In recent weeks we have detected a pattern of indecisiveness by the Franklin County Fiscal Court.
On two important discussions in the past month — temporary "hero pay" for frontline workers and approving the county’s share of the 2020-21 Kentucky Capital Development Corp. budget before a May 15 deadline — leaders have talked a lot but done nothing.
At the height of the coronavirus pandemic in mid-April, the court elected not to vote on a short-term $2 per hour pay increase for essential county employees — such as firefighters, inspectors, animal control, deputy jailers and deputy sheriffs — who are at a higher risk of exposure to COVID-19. Salaried deputy coroners would have received a $50 per week stipend.
The pay bump would have been for 10 weeks and cost the county $155,820. Following a lengthy debate over whose responsibility it was to approve the measure — the court’s or the judge-executive’s alone — leaders eventually had the item removed from the agenda.
Fast forward to Friday, the final meeting for the fiscal court to OK $115,000 in funding for KCDC’s 2020-21 fiscal year budget, of which the city and county pay an equal portion. KCDC President/CEO Terri Bradshaw informed the court that May 15 was the deadline for approval of the KCDC budget — which she presented at the March 26 fiscal court meeting — in order for her board to OK it in time for the next fiscal year.

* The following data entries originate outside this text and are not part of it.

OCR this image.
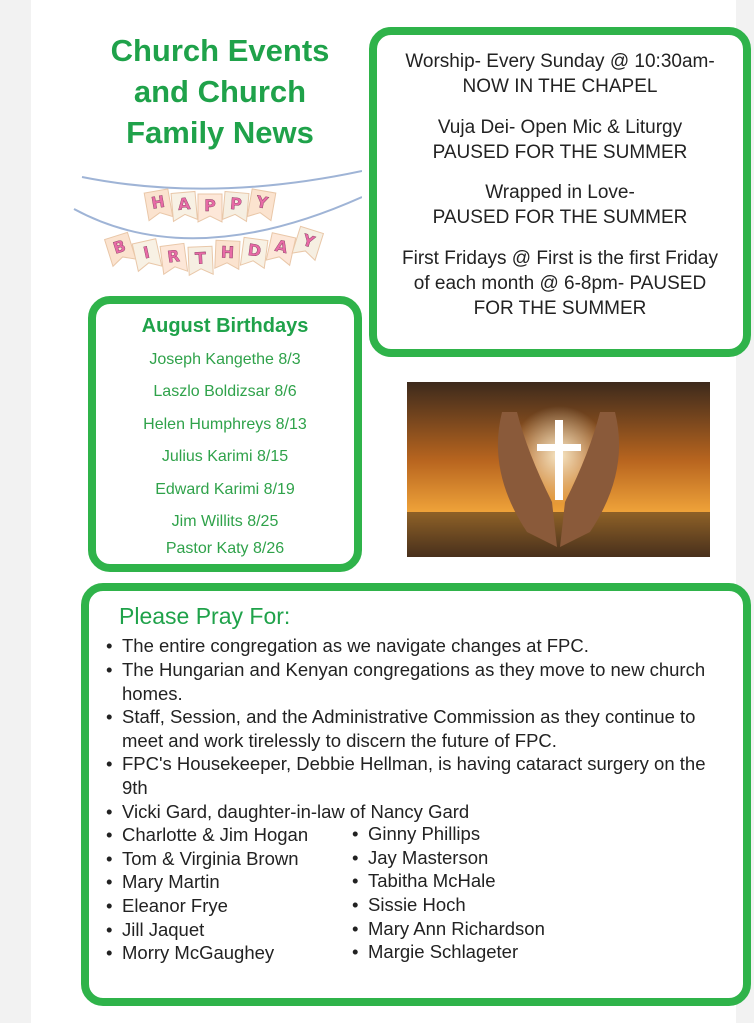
Church Events
and Church
Family News
H A P P Y
B I R T H D A Y
Worship- Every Sunday @ 10:30am-
NOW IN THE CHAPEL
Vuja Dei- Open Mic & Liturgy
PAUSED FOR THE SUMMER
Wrapped in Love-
PAUSED FOR THE SUMMER
First Fridays @ First is the first Friday
of each month @ 6-8pm- PAUSED
FOR THE SUMMER
August Birthdays
Joseph Kangethe 8/3
Laszlo Boldizsar 8/6
Helen Humphreys 8/13
Julius Karimi 8/15
Edward Karimi 8/19
Jim Willits 8/25
Pastor Katy 8/26
Please Pray For:
• The entire congregation as we navigate changes at FPC.
• The Hungarian and Kenyan congregations as they move to new church
homes.
• Staff, Session, and the Administrative Commission as they continue to
meet and work tirelessly to discern the future of FPC.
• FPC's Housekeeper, Debbie Hellman, is having cataract surgery on the
9th
• Vicki Gard, daughter-in-law of Nancy Gard
• Charlotte & Jim Hogan
• Tom & Virginia Brown
• Mary Martin
• Eleanor Frye
• Jill Jaquet
• Morry McGaughey
• Ginny Phillips
• Jay Masterson
• Tabitha McHale
• Sissie Hoch
• Mary Ann Richardson
• Margie Schlageter
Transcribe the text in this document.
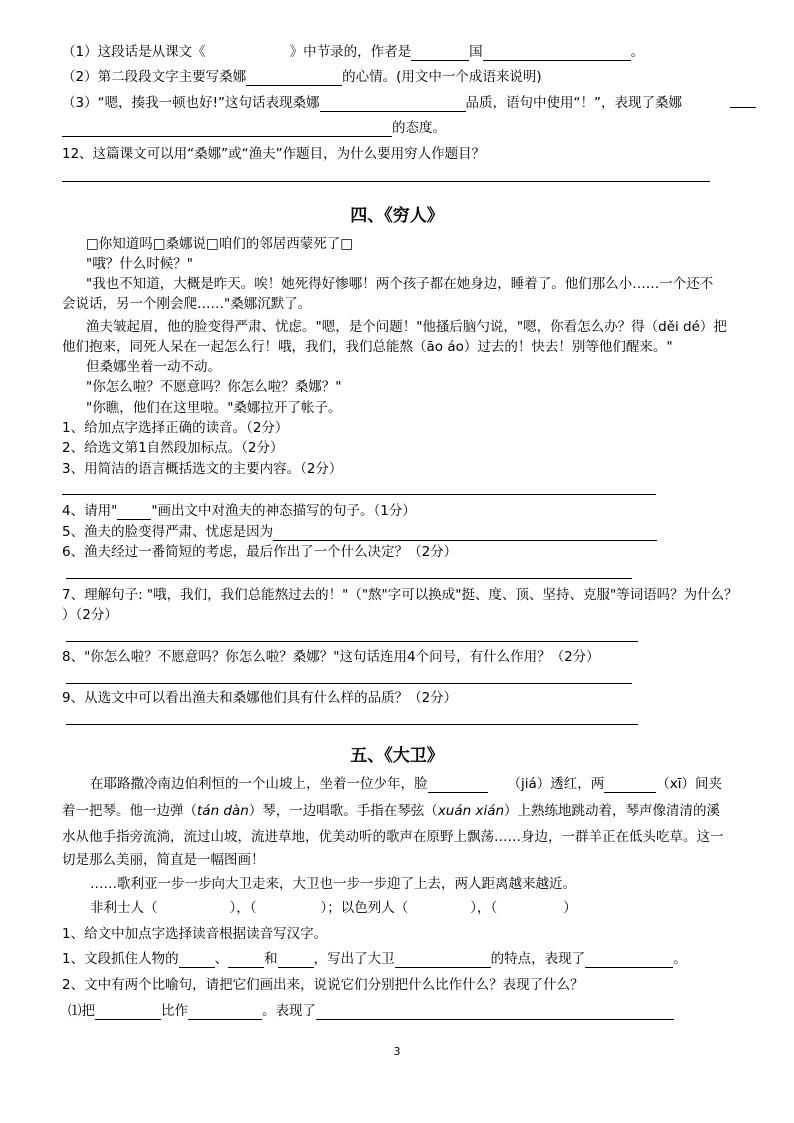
（1）这段话是从课文《	》中节录的，作者是	国	。
（2）第二段段文字主要写桑娜	的心情。(用文中一个成语来说明)
（3）“嗯，揍我一顿也好!”这句话表现桑娜	品质，语句中使用“！”，表现了桑娜
的态度。
12、这篇课文可以用“桑娜”或“渔夫”作题目，为什么要用穷人作题目？
四、《穷人》
□你知道吗□桑娜说□咱们的邻居西蒙死了□
"哦？什么时候？"
"我也不知道，大概是昨天。唉！她死得好惨哪！两个孩子都在她身边，睡着了。他们那么小……一个还不
会说话，另一个刚会爬……"桑娜沉默了。
渔夫皱起眉，他的脸变得严肃、忧虑。"嗯，是个问题！"他搔后脑勺说，"嗯，你看怎么办？得（děi dé）把
他们抱来，同死人呆在一起怎么行！哦，我们，我们总能熬（āo áo）过去的！快去！别等他们醒来。"
但桑娜坐着一动不动。
"你怎么啦？不愿意吗？你怎么啦？桑娜？"
"你瞧，他们在这里啦。"桑娜拉开了帐子。
1、给加点字选择正确的读音。（2分）
2、给选文第1自然段加标点。（2分）
3、用简洁的语言概括选文的主要内容。（2分）
4、请用"	"画出文中对渔夫的神态描写的句子。（1分）
5、渔夫的脸变得严肃、忧虑是因为
6、渔夫经过一番简短的考虑，最后作出了一个什么决定？（2分）
7、理解句子: "哦，我们，我们总能熬过去的！"（"熬"字可以换成"挺、度、顶、坚持、克服"等词语吗？为什么？
）（2分）
8、"你怎么啦？不愿意吗？你怎么啦？桑娜？"这句话连用4个问号，有什么作用？（2分）
9、从选文中可以看出渔夫和桑娜他们具有什么样的品质？（2分）
五、《大卫》
在耶路撒冷南边伯利恒的一个山坡上，坐着一位少年，脸	（jiá）透红，两	（xī）间夹
着一把琴。他一边弹（tán dàn）琴，一边唱歌。手指在琴弦（xuán xián）上熟练地跳动着，琴声像清清的溪
水从他手指旁流淌，流过山坡，流进草地，优美动听的歌声在原野上飘荡……身边，一群羊正在低头吃草。这一
切是那么美丽，简直是一幅图画！
……歌利亚一步一步向大卫走来，大卫也一步一步迎了上去，两人距离越来越近。
非利士人（	），（	）；以色列人（	），（	）
1、给文中加点字选择读音根据读音写汉字。
1、文段抓住人物的	、	和	，写出了大卫	的特点，表现了	。
2、文中有两个比喻句，请把它们画出来，说说它们分别把什么比作什么？表现了什么？
⑴把	比作	。表现了
3
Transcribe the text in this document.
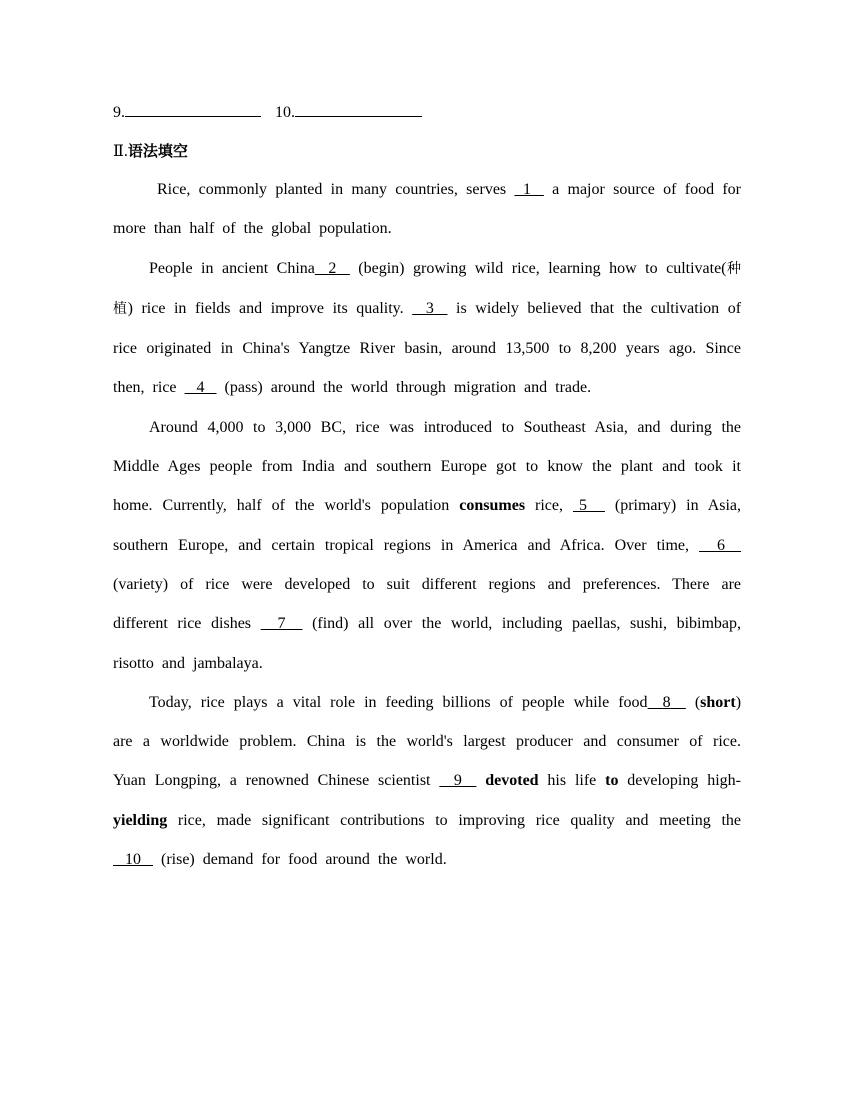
9.	10.
Ⅱ.语法填空

Rice, commonly planted in many countries, serves   1    a major source of food for more than half of the global population.

People in ancient China 2    (begin) growing wild rice, learning how to cultivate(种植) rice in fields and improve its quality.    3    is widely believed that the cultivation of rice originated in China's Yangtze River basin, around 13,500 to 8,200 years ago. Since then, rice    4    (pass) around the world through migration and trade.

Around 4,000 to 3,000 BC, rice was introduced to Southeast Asia, and during the Middle Ages people from India and southern Europe got to know the plant and took it home. Currently, half of the world's population consumes rice,  5    (primary) in Asia, southern Europe, and certain tropical regions in America and Africa. Over time,    6    (variety) of rice were developed to suit different regions and preferences. There are different rice dishes    7    (find) all over the world, including paellas, sushi, bibimbap, risotto and jambalaya.

Today, rice plays a vital role in feeding billions of people while food 8    (short) are a worldwide problem. China is the world's largest producer and consumer of rice. Yuan Longping, a renowned Chinese scientist    9 devoted his life to developing high-yielding rice, made significant contributions to improving rice quality and meeting the    10    (rise) demand for food around the world.
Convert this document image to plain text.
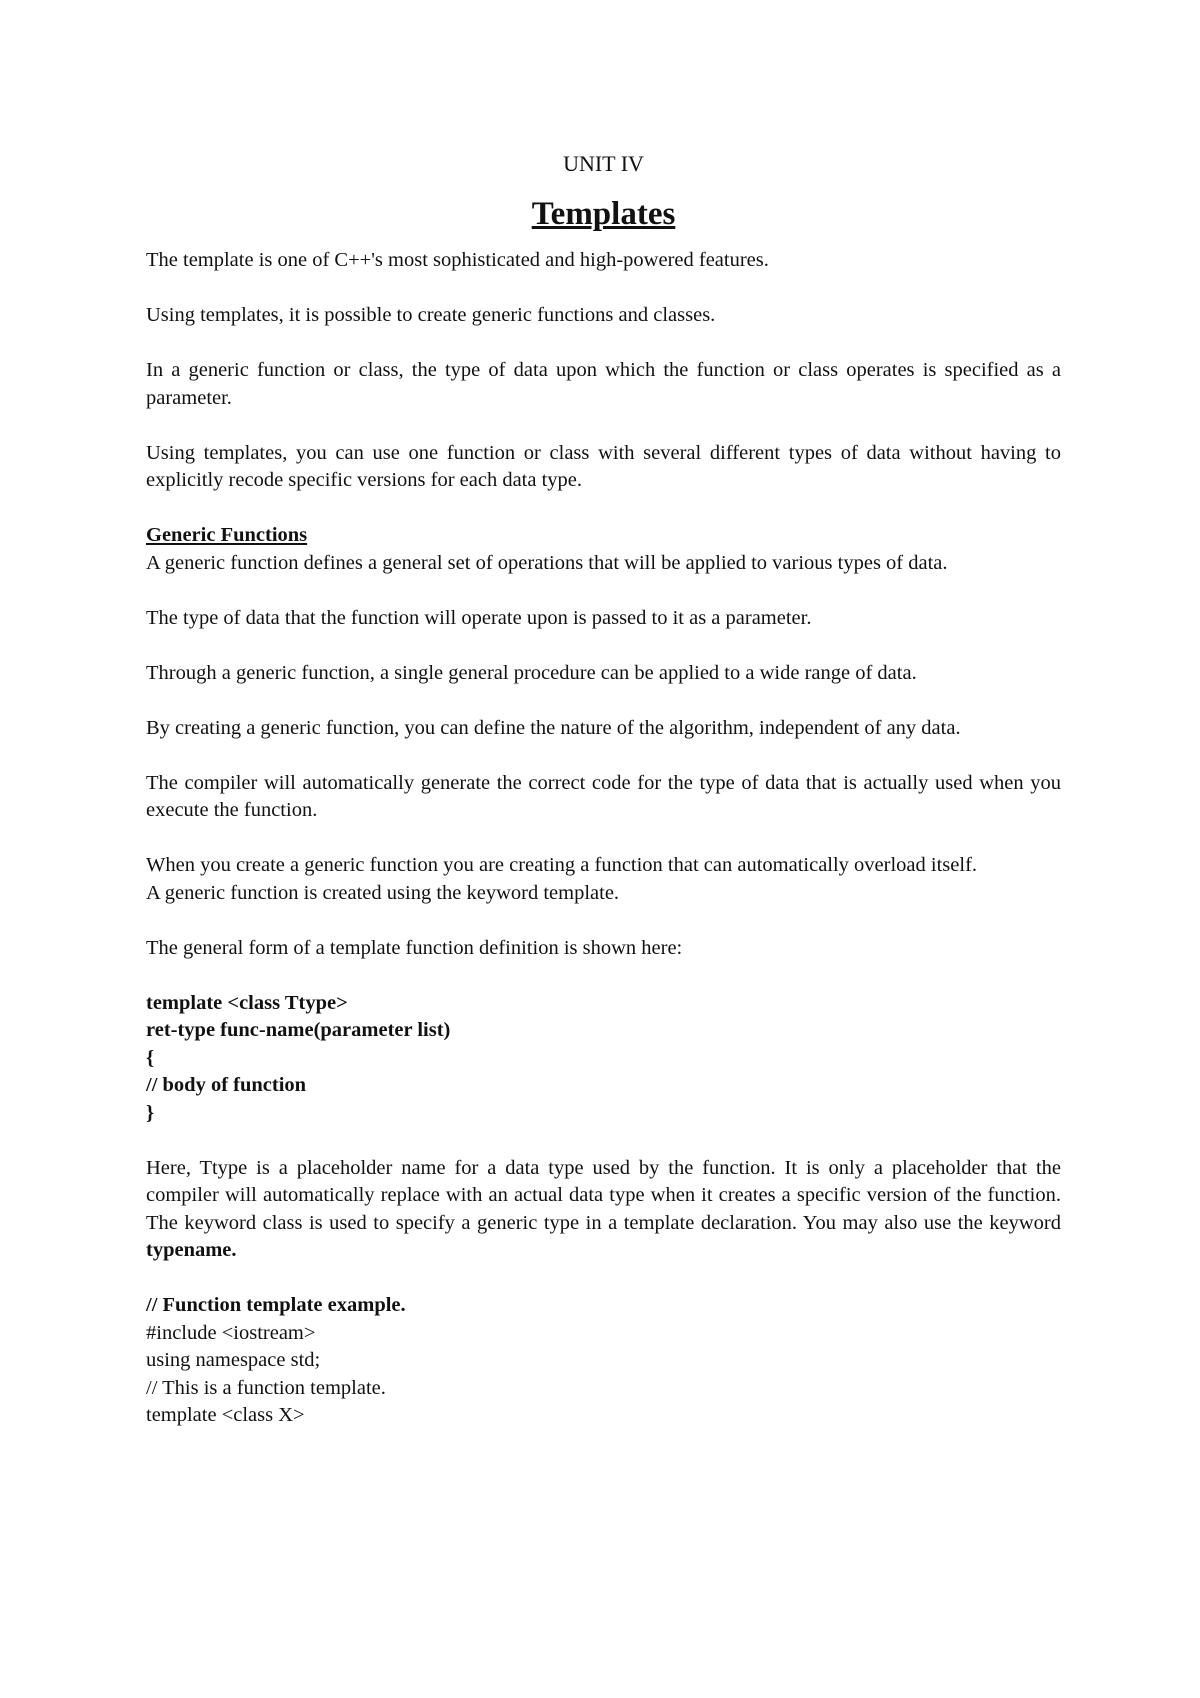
UNIT IV
Templates

The template is one of C++'s most sophisticated and high-powered features.

Using templates, it is possible to create generic functions and classes.

In a generic function or class, the type of data upon which the function or class operates is specified as a parameter.

Using templates, you can use one function or class with several different types of data without having to explicitly recode specific versions for each data type.

Generic Functions

A generic function defines a general set of operations that will be applied to various types of data.

The type of data that the function will operate upon is passed to it as a parameter.

Through a generic function, a single general procedure can be applied to a wide range of data.

By creating a generic function, you can define the nature of the algorithm, independent of any data.

The compiler will automatically generate the correct code for the type of data that is actually used when you execute the function.

When you create a generic function you are creating a function that can automatically overload itself.

A generic function is created using the keyword template.

The general form of a template function definition is shown here:

template <class Ttype>
ret-type func-name(parameter list)
{
// body of function
}

Here, Ttype is a placeholder name for a data type used by the function. It is only a placeholder that the compiler will automatically replace with an actual data type when it creates a specific version of the function. The keyword class is used to specify a generic type in a template declaration. You may also use the keyword typename.

// Function template example.
#include <iostream>
using namespace std;
// This is a function template.
template <class X>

Magistrates ignored repeated warnings from Judge-Executive Huston Wells and County Attorney Rick Sparks that delaying a vote could cause KCDC to temporarily shut its doors and possibly force the three people on the payroll — Bradshaw, executive assistant Margaret Gray and administrative intern Erin McQueen — to seek unemployment benefits in July.
It’s the same corner the court pinned the agency in last year, which led to employees working despite not being paid until later. With the current coronavirus pandemic, Bradshaw said she will not ask them to do it again. And she shouldn’t have to.
“By continuing to kick the can and pass this down to the end, this lack of action is going to have serious ramifications in this agency and this court. If there’s a problem with (the budget), then fix the problem,” Sparks told the court. We couldn’t agree more.
Sometimes the worst decisions are indecisions.